Les soins de support

C’est le Docteur Laure Copel, oncologue médicale, qui est venu nous parler de son service le DISSPO (Département inter-disciplinaire des soins de support pour le patient en oncologie). Ici il ne s’agit plus de soigner une maladie mais bien de prendre en charge le malade dans sa globalité.

Interdisciplinaire, ce département comprend une unité de psycho-oncologie, de réadaptation fonctionnelle (kine), de diététique, un service social, un service d’addictologie, et une unité de gérontologie.  Il s’agit pour le docteur Copel de répérer les besoins annexes des patientes et d’y répondre au mieux. Problèmes psy avec un focus particulier sur les enfants et les proches, problèmes financiers avec des assistantes sociales … la volonté est d’être au plus proche de nos préoccupations tant durant la maladie qu’après les soins. Tout n’est pas parfait dans son service, mais des projets intéressants sont en cours d’élaboration.

Enfin deux initiatives m’ont paru particulièrement novatrices. :

Il est désormais prouvé qu’une activité physique dynamique est une arme contre la rechute. Fort de ce constat, en partenariat avec l’association SIEL BLEU (Sport, initiative et Loisirs) le centre propose un bilan gratuit d’une heure et demie avec un professeur d’éducation physique. Evaluer la sédentarité, les possibilités personnelles, les goûts de la patiente vont permettre de donner des préconisations pour la pratique d’un sport après sa sortie de Curie. Des cours collectifs (payants) seront ensuite proposés si la femme le désire. Quelques cours particuliers sont disponibles mais c’est anecdotique puisqu’à ce jour seules 20 patientes ont pu en bénéficier faute de financement.

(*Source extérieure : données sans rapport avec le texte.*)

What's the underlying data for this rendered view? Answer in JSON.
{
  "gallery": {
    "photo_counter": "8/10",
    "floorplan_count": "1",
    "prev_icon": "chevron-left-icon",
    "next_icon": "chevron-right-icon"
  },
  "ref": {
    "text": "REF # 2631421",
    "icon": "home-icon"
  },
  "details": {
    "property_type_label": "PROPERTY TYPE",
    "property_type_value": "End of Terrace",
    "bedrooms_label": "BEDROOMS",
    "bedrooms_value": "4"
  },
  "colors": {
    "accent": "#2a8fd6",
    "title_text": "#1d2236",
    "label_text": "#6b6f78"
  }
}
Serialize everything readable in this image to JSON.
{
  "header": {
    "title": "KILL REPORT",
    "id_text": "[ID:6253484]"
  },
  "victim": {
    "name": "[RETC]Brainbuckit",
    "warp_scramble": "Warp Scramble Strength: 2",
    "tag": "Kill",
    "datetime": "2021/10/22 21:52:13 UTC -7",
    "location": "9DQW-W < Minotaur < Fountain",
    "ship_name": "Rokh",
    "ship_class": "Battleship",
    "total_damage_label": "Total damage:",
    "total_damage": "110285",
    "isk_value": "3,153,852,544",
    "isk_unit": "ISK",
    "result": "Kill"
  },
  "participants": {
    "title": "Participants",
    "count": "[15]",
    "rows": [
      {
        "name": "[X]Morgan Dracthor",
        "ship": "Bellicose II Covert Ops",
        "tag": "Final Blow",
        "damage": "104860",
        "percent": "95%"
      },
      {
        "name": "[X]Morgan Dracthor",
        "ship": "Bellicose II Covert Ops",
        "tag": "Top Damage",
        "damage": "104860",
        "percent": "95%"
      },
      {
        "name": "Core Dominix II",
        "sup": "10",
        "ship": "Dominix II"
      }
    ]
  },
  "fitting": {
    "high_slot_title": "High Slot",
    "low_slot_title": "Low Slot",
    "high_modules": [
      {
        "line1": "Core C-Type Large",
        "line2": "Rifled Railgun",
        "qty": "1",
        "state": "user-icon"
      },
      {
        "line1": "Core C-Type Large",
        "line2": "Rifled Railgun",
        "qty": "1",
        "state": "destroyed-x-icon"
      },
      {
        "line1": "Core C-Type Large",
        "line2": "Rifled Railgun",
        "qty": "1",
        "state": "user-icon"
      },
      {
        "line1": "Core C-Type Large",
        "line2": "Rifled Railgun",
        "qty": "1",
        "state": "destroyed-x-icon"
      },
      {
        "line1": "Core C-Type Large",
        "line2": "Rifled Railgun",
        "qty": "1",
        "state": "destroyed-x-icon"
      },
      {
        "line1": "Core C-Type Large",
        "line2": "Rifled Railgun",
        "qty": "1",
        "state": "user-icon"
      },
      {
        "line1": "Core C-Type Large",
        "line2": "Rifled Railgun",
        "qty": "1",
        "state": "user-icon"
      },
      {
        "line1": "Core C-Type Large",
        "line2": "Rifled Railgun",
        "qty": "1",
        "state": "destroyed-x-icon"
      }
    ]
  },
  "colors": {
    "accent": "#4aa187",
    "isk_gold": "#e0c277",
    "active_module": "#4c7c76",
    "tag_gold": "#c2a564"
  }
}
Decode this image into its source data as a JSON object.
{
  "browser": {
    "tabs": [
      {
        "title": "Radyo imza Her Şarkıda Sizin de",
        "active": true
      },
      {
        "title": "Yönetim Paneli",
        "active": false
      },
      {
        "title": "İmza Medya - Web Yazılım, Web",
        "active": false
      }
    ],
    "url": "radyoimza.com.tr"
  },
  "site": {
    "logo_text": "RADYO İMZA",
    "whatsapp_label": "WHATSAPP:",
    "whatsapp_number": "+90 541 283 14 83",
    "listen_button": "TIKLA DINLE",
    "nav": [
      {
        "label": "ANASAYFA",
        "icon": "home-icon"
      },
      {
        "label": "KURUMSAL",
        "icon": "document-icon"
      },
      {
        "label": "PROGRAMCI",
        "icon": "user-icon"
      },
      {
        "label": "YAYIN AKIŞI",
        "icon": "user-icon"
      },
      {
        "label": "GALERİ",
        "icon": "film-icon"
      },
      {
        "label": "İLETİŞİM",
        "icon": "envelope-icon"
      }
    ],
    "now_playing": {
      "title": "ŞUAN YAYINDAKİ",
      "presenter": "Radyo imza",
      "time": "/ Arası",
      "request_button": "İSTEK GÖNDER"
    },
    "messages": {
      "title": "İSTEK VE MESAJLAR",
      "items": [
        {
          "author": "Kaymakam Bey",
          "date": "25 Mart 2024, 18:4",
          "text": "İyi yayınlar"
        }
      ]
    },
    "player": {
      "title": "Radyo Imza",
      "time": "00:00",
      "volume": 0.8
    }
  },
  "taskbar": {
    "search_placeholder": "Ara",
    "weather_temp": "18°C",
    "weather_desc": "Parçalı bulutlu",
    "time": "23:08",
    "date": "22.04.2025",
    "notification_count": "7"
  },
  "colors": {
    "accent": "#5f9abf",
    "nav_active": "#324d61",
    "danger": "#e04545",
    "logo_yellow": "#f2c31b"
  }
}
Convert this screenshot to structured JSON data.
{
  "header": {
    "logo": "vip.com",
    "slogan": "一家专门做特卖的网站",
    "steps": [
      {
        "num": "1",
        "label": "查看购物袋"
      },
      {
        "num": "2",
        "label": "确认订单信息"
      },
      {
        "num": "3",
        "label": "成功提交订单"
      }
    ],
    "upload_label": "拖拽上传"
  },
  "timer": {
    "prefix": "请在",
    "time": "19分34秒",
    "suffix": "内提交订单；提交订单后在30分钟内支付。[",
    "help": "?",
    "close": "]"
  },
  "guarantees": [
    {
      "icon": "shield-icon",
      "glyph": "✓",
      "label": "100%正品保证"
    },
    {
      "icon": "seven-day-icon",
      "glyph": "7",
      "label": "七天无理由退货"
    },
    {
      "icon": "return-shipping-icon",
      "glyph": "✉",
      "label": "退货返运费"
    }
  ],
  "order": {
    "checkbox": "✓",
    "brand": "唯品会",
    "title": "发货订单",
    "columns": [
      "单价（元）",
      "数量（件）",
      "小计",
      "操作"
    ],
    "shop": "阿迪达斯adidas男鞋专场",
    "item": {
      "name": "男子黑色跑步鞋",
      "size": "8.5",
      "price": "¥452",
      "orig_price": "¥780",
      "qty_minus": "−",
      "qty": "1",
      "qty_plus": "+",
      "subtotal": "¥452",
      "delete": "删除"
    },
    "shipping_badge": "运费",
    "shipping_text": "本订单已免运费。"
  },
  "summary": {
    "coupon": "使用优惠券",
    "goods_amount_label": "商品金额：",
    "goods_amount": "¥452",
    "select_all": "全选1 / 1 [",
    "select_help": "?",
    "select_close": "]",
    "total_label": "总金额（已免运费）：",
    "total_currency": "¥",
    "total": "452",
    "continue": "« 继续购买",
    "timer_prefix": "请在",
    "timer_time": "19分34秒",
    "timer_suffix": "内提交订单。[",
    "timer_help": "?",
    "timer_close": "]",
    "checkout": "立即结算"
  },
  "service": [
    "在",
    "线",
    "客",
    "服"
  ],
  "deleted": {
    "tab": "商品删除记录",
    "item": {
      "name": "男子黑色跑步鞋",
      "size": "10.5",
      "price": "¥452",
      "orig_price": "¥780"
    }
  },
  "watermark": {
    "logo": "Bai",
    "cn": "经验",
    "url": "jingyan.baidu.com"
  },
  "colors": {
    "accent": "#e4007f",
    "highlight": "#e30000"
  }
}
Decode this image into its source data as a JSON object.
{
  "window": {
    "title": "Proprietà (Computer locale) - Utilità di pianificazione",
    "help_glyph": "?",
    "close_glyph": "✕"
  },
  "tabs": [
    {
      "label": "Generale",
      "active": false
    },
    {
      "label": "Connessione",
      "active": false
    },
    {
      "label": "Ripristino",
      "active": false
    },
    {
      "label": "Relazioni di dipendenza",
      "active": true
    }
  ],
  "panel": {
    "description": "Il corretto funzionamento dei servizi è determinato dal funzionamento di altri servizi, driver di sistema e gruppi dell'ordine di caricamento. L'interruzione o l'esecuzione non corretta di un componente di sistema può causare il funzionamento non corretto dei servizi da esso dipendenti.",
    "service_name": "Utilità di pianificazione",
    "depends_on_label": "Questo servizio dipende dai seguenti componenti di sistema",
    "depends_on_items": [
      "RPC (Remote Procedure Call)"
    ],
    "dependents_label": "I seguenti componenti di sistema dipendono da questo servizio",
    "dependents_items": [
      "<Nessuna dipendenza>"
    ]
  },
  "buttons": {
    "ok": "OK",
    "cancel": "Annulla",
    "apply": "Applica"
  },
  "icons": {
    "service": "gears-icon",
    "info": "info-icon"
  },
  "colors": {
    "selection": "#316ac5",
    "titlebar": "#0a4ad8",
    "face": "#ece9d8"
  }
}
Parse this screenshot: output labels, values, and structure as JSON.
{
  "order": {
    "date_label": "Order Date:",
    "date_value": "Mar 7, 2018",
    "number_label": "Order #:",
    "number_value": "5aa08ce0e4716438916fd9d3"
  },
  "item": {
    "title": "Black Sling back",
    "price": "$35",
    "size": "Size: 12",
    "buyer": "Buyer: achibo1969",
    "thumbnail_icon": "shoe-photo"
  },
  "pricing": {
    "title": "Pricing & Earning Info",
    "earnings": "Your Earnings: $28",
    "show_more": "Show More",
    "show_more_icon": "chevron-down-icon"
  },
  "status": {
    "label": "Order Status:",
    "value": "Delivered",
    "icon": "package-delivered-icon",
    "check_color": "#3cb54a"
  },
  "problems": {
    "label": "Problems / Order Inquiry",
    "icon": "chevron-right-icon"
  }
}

Pour finir une « consultation vacances » a été mise en place. Lorsqu’on est en chimio ou en radiothérapie, il est bien difficile de partir ne serait-ce que quelques jours. Le centre se propose d’organiser la prise en charge des volontaires dans leur lieux de villégiature en contactant l’hôpital le plus proche qui administrera les traitements durant cette période. Une bien jolie idée !

Voilà, un résumé non exhaustif de ces quelques trois heures passées en compagnie de médecins très disponibles. Il ne s’agit pas ici, de vous inciter à vous rendre à l’Institut Curie, qui, par ailleurs débordé, ne pourrait vous accueillir toutes. Mais il s’agit bien de démontrer que les grands centres français cherchent à améliorer la prise en charge des femmes atteintes d’un cancer du sein, sont à la pointe de la recherche  et s’inscrivent, à nos côtés, dans la lutte quotidienne contre la maladie.